Mason and Taylor looked beyond the plumage into strands of the birds’ DNA in the most extensive look ever at the redpoll genome. Whereas previous genetic analyses of redpolls looked at just 11 regions of the genome (at most), Mason and Taylor examined 235,000 regions. (That impressive number is a testament to the exponential advances in DNA-sequencing technology, but the researchers are quick to note it’s still less than 1% of the total genome.)
In all, the duo compared DNA from 77 redpolls, including specimens from museums around the world, from the Museum of Vertebrates at Cornell University to the Natural History Museum of Geneva in Switzerland. They found no DNA variation that distinguishes Hoary Redpolls from Common Redpolls. Furthermore, another redpoll species found in Europe—the Lesser Redpoll—also had extremely similar DNA sequences. This extreme similarity among all the redpolls stands in marked contrast to studies of other groups of birds—such as Black-capped and Carolina Chickadees—which show differences at many regions of the genome.
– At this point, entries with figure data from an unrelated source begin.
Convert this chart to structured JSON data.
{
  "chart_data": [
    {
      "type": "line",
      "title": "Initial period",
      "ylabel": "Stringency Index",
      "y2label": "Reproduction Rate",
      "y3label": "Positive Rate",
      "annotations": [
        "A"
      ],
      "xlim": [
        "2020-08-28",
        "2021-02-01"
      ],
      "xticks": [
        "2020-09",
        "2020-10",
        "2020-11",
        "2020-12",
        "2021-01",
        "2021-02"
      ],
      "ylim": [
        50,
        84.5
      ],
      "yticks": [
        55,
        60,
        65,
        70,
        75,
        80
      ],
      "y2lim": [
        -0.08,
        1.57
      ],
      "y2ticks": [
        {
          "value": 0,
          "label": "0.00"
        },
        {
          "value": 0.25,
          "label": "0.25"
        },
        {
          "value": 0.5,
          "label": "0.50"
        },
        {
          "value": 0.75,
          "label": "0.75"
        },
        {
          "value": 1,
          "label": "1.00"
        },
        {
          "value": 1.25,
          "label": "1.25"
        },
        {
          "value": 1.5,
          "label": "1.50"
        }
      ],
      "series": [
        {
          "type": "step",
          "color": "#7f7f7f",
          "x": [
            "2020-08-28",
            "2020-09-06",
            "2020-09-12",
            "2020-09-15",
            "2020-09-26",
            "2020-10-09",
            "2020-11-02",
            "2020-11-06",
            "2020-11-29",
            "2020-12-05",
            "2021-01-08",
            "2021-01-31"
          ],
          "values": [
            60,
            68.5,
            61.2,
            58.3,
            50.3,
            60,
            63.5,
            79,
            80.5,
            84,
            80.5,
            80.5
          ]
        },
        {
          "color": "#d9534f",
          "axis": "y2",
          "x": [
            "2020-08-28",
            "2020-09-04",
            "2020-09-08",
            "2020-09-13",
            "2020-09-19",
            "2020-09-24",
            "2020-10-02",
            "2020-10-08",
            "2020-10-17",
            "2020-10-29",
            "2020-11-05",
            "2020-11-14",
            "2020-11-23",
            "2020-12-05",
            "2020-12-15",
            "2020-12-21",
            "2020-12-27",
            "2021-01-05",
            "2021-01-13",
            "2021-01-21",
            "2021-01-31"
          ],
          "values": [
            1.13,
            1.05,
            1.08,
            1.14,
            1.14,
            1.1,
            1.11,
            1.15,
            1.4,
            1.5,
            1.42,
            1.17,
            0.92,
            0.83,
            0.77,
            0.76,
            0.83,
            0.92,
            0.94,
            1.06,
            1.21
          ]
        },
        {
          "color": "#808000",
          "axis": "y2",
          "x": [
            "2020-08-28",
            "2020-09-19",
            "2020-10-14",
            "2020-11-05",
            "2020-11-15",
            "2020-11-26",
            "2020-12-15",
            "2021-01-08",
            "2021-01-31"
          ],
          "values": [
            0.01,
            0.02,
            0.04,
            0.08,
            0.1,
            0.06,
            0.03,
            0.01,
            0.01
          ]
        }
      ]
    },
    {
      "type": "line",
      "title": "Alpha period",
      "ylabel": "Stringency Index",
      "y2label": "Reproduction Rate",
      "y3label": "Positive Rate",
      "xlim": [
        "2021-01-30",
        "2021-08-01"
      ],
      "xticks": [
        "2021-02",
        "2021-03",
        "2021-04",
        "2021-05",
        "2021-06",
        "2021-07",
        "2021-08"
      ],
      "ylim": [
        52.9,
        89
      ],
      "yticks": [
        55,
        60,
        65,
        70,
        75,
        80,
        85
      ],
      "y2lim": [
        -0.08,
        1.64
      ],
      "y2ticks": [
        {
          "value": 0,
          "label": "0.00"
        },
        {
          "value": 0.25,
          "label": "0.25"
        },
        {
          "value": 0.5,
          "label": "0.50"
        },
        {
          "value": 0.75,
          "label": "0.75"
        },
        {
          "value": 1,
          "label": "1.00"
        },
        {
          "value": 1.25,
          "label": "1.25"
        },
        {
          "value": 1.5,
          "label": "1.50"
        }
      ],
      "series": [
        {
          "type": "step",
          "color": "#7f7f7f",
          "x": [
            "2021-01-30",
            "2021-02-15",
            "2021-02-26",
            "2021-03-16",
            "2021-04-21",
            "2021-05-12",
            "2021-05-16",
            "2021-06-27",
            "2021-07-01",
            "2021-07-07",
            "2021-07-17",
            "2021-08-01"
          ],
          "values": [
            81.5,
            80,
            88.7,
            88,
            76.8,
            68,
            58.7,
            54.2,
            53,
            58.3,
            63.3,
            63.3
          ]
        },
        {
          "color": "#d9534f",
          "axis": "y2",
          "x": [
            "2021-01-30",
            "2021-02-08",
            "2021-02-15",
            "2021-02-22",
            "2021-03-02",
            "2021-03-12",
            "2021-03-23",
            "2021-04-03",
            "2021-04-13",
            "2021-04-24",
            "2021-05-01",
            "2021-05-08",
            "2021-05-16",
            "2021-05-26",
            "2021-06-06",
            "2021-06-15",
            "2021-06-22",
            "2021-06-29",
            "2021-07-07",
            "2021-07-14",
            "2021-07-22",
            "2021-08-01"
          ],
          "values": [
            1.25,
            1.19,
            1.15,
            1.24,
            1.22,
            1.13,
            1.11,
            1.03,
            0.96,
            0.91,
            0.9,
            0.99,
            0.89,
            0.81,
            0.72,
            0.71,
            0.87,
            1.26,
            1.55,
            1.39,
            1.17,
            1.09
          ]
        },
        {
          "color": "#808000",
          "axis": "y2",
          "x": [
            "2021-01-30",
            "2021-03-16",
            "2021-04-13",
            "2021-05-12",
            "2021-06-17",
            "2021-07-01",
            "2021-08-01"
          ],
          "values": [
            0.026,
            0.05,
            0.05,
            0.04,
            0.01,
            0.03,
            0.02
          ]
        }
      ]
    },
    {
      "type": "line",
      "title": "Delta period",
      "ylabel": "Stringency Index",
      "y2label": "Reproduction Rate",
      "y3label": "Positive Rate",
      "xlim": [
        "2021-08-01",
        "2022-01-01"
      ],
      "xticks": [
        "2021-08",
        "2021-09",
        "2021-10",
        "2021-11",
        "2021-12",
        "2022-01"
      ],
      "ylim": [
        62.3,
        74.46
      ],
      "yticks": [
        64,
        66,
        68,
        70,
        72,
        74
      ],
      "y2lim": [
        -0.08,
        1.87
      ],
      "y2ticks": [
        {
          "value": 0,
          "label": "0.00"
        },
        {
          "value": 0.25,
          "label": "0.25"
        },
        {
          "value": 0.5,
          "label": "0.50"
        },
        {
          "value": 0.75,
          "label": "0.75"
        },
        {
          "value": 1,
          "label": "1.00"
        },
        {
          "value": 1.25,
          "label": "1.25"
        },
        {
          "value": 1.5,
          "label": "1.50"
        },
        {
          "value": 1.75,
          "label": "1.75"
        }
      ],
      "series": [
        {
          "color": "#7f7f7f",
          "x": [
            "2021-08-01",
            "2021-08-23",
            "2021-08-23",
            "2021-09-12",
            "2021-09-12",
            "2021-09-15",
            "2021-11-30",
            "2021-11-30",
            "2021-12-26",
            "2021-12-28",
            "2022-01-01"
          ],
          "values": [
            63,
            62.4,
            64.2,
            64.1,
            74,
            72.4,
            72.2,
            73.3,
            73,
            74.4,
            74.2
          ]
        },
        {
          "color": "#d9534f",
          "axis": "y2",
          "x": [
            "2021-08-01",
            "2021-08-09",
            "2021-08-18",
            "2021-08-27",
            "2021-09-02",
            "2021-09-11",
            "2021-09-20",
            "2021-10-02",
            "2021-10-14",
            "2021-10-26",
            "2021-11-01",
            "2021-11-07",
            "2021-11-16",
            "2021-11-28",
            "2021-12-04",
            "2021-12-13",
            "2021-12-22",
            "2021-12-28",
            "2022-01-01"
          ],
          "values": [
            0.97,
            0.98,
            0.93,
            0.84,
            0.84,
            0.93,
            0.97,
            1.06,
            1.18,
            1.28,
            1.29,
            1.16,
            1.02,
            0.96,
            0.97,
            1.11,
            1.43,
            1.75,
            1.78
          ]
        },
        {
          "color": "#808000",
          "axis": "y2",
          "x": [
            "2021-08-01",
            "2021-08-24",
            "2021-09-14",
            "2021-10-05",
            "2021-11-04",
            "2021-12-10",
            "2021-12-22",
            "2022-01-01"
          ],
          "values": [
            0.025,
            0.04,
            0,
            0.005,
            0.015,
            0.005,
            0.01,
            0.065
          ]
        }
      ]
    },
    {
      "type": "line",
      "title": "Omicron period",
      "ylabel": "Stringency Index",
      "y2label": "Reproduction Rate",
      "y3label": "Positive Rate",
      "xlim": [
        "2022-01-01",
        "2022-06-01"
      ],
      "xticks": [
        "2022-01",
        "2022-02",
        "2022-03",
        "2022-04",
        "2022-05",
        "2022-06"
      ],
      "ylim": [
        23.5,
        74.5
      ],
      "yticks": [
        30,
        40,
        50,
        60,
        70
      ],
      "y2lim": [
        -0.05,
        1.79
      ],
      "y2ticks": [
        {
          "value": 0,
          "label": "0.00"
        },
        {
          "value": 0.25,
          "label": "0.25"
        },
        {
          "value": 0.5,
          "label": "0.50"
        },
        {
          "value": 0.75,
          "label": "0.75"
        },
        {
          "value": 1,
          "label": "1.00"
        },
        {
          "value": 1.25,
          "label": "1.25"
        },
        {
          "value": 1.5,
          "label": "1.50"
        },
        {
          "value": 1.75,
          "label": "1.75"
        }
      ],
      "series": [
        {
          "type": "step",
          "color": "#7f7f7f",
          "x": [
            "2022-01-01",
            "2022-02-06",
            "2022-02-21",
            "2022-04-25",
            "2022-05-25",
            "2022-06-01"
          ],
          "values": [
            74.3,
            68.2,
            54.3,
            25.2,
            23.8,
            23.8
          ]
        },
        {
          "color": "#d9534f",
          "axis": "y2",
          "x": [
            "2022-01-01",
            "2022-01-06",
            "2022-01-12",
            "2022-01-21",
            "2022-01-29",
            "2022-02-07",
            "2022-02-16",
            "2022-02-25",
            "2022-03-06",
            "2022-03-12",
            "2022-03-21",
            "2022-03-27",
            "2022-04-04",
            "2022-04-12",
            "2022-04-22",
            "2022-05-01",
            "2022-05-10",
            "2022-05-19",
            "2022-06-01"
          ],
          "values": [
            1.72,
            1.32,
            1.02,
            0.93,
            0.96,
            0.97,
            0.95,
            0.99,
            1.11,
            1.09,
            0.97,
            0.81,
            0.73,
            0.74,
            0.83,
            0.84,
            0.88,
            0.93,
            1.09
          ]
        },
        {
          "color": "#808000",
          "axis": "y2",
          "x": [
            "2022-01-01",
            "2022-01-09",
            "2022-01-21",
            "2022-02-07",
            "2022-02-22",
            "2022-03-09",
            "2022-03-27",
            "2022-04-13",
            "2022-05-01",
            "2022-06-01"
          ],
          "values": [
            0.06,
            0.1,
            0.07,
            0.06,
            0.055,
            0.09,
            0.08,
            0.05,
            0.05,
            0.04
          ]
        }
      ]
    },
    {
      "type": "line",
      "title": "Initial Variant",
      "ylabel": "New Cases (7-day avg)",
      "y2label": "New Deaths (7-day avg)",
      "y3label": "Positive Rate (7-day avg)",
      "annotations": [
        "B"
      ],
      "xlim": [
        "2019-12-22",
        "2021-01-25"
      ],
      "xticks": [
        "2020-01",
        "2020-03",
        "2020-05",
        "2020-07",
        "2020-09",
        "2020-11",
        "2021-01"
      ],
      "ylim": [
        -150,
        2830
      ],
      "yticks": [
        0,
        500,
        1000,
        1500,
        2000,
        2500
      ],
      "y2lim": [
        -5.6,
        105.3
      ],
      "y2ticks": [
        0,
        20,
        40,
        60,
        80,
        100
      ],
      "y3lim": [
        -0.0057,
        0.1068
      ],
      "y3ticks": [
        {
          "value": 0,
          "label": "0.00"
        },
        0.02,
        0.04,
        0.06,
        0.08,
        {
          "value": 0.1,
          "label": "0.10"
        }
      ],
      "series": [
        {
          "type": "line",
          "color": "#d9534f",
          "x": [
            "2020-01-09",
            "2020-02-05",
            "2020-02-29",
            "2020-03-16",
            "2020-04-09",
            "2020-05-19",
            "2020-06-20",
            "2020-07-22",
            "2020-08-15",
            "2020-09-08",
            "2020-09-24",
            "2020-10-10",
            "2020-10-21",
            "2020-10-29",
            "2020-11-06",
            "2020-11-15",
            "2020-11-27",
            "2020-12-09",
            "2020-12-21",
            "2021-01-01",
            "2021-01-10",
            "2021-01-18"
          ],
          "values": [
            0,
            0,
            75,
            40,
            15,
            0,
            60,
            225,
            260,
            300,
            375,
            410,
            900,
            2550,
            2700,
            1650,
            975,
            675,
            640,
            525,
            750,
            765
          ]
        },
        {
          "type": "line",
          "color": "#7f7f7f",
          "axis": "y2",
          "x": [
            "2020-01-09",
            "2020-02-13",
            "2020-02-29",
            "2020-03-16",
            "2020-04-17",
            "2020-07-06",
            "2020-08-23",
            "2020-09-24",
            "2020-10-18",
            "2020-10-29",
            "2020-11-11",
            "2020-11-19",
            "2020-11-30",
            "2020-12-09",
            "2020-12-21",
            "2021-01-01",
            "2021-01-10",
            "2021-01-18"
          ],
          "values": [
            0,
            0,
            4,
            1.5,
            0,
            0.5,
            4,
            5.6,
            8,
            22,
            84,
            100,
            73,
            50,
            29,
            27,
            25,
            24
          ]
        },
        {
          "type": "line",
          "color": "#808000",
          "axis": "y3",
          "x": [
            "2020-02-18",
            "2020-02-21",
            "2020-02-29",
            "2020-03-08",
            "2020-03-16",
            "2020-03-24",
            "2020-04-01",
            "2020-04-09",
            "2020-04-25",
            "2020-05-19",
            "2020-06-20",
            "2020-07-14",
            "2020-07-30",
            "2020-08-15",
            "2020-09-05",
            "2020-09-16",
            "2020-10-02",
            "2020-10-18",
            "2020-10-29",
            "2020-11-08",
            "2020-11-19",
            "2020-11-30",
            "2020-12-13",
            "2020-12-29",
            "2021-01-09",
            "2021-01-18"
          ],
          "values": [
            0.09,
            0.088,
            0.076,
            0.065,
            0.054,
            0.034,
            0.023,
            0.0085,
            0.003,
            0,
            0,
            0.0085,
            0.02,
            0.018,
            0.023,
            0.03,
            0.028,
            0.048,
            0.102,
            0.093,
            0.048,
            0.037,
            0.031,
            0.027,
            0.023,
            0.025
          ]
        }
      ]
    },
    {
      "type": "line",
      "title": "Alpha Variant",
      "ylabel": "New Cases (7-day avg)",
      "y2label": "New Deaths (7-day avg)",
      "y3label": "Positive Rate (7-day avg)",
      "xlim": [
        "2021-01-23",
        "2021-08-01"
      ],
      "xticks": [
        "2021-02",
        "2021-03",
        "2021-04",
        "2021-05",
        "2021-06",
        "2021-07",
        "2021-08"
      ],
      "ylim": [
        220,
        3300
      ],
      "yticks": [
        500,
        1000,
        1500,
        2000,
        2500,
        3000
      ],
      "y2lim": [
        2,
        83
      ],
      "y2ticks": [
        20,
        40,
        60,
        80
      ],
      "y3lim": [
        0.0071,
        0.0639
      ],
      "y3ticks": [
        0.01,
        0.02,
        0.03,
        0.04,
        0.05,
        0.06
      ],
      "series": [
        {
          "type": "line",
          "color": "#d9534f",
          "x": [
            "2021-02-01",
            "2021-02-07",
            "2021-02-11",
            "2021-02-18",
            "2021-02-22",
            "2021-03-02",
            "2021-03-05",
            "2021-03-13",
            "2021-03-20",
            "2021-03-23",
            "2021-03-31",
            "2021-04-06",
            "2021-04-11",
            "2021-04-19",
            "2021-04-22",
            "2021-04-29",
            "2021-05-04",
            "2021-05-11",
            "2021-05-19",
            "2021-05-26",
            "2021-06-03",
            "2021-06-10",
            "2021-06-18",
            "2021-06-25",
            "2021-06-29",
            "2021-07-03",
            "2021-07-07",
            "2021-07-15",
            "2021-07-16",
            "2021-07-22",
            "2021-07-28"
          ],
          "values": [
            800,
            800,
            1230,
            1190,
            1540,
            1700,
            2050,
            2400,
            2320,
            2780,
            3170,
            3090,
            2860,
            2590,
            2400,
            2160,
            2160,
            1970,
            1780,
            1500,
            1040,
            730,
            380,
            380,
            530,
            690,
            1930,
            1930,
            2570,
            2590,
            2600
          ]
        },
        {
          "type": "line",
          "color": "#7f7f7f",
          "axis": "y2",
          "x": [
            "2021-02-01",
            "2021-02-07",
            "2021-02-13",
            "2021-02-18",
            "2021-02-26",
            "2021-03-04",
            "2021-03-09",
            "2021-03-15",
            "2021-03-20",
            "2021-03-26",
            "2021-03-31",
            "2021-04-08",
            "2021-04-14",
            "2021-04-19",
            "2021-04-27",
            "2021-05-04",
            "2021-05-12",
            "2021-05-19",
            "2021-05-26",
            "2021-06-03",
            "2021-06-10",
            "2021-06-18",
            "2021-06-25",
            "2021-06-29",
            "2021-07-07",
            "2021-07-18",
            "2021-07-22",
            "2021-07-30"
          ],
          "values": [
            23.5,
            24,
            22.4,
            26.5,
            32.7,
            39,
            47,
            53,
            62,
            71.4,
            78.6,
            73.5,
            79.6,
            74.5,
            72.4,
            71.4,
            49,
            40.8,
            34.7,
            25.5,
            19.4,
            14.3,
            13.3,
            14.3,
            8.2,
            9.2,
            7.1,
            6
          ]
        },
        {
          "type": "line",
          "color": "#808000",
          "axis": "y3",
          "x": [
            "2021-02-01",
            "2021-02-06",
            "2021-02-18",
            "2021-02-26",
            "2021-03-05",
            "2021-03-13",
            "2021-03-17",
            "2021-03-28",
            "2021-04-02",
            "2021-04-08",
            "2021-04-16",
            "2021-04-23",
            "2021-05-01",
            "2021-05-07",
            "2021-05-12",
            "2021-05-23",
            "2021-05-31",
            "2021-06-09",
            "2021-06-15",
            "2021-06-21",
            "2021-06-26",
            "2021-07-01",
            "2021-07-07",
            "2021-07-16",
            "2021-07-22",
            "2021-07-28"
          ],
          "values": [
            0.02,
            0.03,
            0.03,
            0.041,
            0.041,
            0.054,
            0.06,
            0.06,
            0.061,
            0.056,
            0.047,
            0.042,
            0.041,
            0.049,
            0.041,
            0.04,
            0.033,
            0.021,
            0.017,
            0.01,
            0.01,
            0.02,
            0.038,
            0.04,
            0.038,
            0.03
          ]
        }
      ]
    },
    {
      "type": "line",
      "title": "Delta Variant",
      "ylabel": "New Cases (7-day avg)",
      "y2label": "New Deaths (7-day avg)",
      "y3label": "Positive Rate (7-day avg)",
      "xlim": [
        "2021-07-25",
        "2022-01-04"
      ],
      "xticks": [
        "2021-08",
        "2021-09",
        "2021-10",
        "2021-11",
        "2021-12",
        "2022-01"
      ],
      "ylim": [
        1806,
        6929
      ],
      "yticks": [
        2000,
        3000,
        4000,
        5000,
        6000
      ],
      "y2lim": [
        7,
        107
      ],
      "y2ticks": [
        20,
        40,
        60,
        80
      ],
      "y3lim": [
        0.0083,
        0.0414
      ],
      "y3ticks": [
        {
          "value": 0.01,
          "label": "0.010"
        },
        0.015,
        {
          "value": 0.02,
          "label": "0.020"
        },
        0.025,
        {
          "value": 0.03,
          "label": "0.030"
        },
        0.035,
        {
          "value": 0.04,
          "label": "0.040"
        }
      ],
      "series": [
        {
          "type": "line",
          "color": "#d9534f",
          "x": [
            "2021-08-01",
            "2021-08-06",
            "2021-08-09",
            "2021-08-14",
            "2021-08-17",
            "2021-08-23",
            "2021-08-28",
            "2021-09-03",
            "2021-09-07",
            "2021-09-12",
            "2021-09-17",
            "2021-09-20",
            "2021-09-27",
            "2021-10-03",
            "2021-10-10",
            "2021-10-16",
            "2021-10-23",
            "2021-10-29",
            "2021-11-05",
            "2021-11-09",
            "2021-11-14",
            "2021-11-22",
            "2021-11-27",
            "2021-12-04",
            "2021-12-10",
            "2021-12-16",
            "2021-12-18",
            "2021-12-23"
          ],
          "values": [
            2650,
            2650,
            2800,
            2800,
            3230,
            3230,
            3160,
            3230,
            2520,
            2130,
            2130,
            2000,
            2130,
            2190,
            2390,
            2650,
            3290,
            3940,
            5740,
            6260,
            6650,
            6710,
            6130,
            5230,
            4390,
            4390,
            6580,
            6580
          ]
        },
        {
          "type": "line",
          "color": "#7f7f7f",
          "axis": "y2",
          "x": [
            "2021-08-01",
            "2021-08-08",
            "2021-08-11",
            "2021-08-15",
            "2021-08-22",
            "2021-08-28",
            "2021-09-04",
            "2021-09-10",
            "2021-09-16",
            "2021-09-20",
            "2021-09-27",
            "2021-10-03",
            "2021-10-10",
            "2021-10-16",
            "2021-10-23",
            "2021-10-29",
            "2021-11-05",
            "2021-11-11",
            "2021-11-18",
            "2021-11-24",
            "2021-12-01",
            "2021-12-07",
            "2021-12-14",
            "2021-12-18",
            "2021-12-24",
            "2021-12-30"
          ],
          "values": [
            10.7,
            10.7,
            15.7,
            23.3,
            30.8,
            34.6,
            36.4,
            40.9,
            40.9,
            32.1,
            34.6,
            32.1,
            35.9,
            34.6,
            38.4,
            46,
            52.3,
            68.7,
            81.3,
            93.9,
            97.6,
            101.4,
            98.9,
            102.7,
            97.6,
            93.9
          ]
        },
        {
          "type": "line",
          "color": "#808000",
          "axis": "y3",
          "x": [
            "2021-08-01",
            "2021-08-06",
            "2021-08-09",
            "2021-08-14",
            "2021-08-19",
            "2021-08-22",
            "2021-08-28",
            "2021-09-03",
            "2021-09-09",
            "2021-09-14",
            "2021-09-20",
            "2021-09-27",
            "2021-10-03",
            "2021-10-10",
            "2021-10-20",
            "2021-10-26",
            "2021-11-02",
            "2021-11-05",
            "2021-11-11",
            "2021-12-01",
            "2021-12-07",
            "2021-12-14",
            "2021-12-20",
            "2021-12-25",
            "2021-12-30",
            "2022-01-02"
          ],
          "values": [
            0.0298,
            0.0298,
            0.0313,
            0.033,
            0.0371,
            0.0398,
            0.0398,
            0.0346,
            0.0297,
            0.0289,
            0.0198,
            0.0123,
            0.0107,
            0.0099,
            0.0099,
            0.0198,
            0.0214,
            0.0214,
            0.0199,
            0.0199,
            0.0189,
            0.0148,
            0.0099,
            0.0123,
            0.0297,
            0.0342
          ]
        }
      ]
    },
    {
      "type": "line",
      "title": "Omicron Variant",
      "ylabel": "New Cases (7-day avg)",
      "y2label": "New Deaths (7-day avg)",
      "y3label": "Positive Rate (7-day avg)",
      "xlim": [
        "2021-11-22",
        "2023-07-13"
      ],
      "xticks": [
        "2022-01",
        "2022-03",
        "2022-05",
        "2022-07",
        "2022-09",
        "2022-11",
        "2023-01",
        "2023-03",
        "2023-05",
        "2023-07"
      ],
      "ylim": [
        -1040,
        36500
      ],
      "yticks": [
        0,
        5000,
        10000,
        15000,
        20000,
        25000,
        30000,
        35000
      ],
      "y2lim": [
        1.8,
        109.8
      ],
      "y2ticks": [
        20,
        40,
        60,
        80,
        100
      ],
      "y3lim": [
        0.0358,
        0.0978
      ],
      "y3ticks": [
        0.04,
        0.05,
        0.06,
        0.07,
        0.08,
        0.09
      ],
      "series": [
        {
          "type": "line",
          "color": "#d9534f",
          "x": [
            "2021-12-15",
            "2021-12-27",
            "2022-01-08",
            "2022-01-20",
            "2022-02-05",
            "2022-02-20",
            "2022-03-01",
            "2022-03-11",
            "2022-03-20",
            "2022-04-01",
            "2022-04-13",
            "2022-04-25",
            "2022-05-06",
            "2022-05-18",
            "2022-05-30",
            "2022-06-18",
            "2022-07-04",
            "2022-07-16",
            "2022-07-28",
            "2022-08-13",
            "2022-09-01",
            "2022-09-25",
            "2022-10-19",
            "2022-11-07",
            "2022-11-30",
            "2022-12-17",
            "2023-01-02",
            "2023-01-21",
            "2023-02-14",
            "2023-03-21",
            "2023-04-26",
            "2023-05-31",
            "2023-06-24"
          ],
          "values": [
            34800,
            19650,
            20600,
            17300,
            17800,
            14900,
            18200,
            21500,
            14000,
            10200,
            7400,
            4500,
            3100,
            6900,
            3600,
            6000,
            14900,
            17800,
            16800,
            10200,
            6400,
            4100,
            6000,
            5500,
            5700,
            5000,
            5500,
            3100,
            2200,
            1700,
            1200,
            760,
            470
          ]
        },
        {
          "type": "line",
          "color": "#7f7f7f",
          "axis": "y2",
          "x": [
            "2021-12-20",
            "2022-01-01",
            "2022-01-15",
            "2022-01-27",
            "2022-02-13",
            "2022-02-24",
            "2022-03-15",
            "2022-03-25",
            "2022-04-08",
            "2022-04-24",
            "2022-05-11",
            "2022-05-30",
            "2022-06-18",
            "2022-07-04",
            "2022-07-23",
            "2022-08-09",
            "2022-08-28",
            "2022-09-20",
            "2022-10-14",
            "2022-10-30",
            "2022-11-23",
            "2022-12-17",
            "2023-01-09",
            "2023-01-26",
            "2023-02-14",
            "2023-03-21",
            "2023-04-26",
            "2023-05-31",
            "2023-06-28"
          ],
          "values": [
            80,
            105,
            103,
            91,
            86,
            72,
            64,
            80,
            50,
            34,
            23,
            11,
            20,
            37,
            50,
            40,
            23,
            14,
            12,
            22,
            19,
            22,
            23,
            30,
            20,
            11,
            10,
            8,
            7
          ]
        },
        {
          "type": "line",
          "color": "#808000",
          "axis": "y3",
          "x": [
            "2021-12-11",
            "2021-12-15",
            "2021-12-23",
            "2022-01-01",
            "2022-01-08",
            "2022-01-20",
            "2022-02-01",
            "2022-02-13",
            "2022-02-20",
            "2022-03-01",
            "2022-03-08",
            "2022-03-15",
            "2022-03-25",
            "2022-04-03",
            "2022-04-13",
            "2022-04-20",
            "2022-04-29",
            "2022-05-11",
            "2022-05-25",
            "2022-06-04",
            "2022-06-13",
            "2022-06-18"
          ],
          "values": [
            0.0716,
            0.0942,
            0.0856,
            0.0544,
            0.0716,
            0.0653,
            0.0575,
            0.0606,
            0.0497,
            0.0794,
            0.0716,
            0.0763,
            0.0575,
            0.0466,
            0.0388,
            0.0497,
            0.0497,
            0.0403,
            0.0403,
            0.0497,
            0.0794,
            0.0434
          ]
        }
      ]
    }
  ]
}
In nature, one of the key differentiators among distinct species is assortative mating, that is, members of a group breeding with each other more often than they breed with members of another group. According to Mason, when it comes to Hoary, Common, and Lesser Redpolls, “There are no clear-cut genetic differences, which is what we would expect to see if assortative mating had been occurring for a long time.”
Instead, Mason says the world’s three redpoll species seem to be “functioning as members of a single gene pool that wraps around the top of the globe.”
But how could it be that Hoary and Common Redpolls look so different given that their genetic makeup is basically the same? For that answer, Mason and Taylor delved into the birds’ RNA. (A quick flashback to high-school biology: If DNA is like the body’s blueprints, RNA is like the construction foreman communicating the instructions to build physical features, like hair or feathers.)
The physical differences among redpolls are associated with patterns in their RNA, not their DNA. In other words, the variation we see in plumage and size is probably not a matter of genetic variation, but of genetic expression. It’s kind of like how two humans might have the same gene for brown hair, but one person’s might be lighter than the other’s—that gene is being expressed differently. In the same way, Hoary and Common Redpolls have remarkably similar sets of genes, but those genes are expressed differently, causing the plumage and bill-shape differences we see.
To look simultaneously at both DNA and RNA, Mason and Taylor sampled birds—some with highly streaked plumage, some with white plumage, and some with in-between markings— from a large flock that had gathered in a fellow Cornell Lab employee’s backyard in Cortland, New York. If Hoary and Common Redpolls had long been separate species, then the birds sampled should have mostly fit neatly into two categories, both by visual appearance and genetically. Instead, there were a few birds that definitely fit the visual description of what we call a Common Redpoll, a few birds that definitely fit the pattern for a Hoary Redpoll, and a lot of birds in the middle—with varying degrees of whitish breast and faint brown streaks.
“We didn’t find distinct characteristics to separate the redpoll types, but rather a continuum, or a progression, of physical traits,” Mason says. “And many redpolls were somewhere in the middle.”
Next, Mason and Taylor are planning to work their research into an official proposal for the AOU to lump Hoary, Common, and Lesser Redpolls into a single species, based on the genetic evidence. If accepted by the AOU’s Nomenclature Committee, the end result may sting for birders who see a Hoary Redpoll subtracted from their life list. But Taylor hopes his research will change the way people look at redpolls altogether.
“I think this makes them a more interesting bird,” he says. “It means they’re part of an exciting, complicated system that can make a single species look different across different parts of its range.”